We propose deep-learning solutions to extract image features and keypoint locations for applications such as image matching and 3D reconstruction. Opposed to hand-crafted features, such as SIFT, invariances are learned from example images.
In this line of work, we develop template-based methods to infer the 3D shape of surfaces from single images. We applied these monocular reconstruction methods to reconstruct the dynamics of diverse objects, for instance, baseballs, sails, and garment.
Reconstructing the dynamic motions of humans is one of the most challenging reconstruction problems in computer vision. We develop methods to track individual people in a crowd, detect actions in group activities, and reconstruct the 3D human pose consistently across long videos.

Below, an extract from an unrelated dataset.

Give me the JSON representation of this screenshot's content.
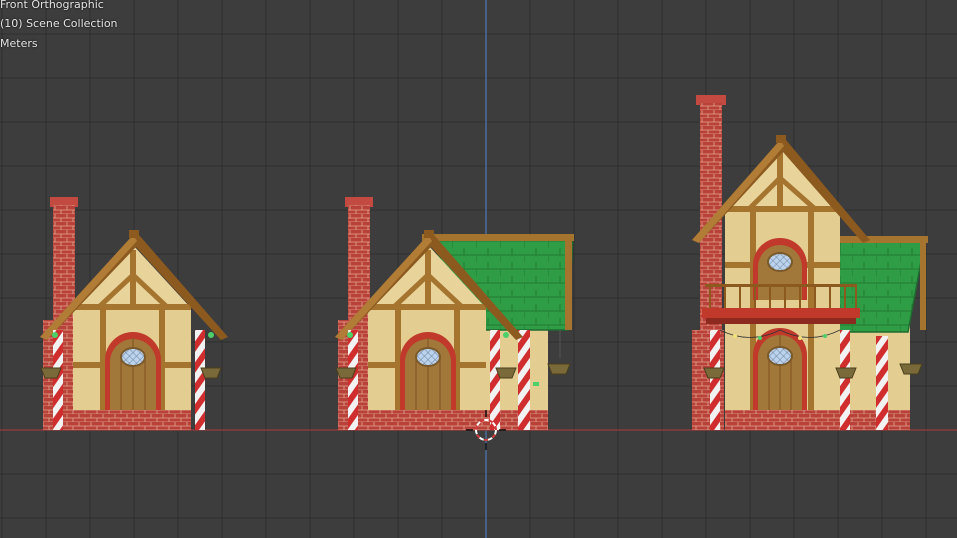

Understanding the functionality and layout of the human brain is a longstanding research goal in neuroscience. We develop methods to study the position and connection of neurons and other structures, for automatic segmentation and for tracking formations over extended periods of time.
Many segmentation and annotation tasks can be automated by machine learning approaches, that are trained on manually labeled examples. We propose methods to reduce the required number of labeled examples by exploiting labels in other domains and by selecting the most relevant images for labeling.
To avoid collisions and other threads, we propose approaches to detect flying objects such as UAVs and aircrafts, even when they only occupy a small portion of the field of view, are possibly moving against complex backgrounds, and are filmed by a camera that itself moves.
Many Robotics and Augmented Reality applications require to accurately estimate 3D poses. We build 3D object tracking frameworks based on the detection and pose estimation of discriminative parts of the target object. These work in typical AR scenes with poorly textured objects, under heavy occlusions, drastic light changes, and changing background .
Our goal is to make it possible to use Deep Nets trained in one domain where there is enough annotated training data in another where there is little or none. We introduce a network architecture that preserves the similarities between domains where they exist and models the differences when necessary.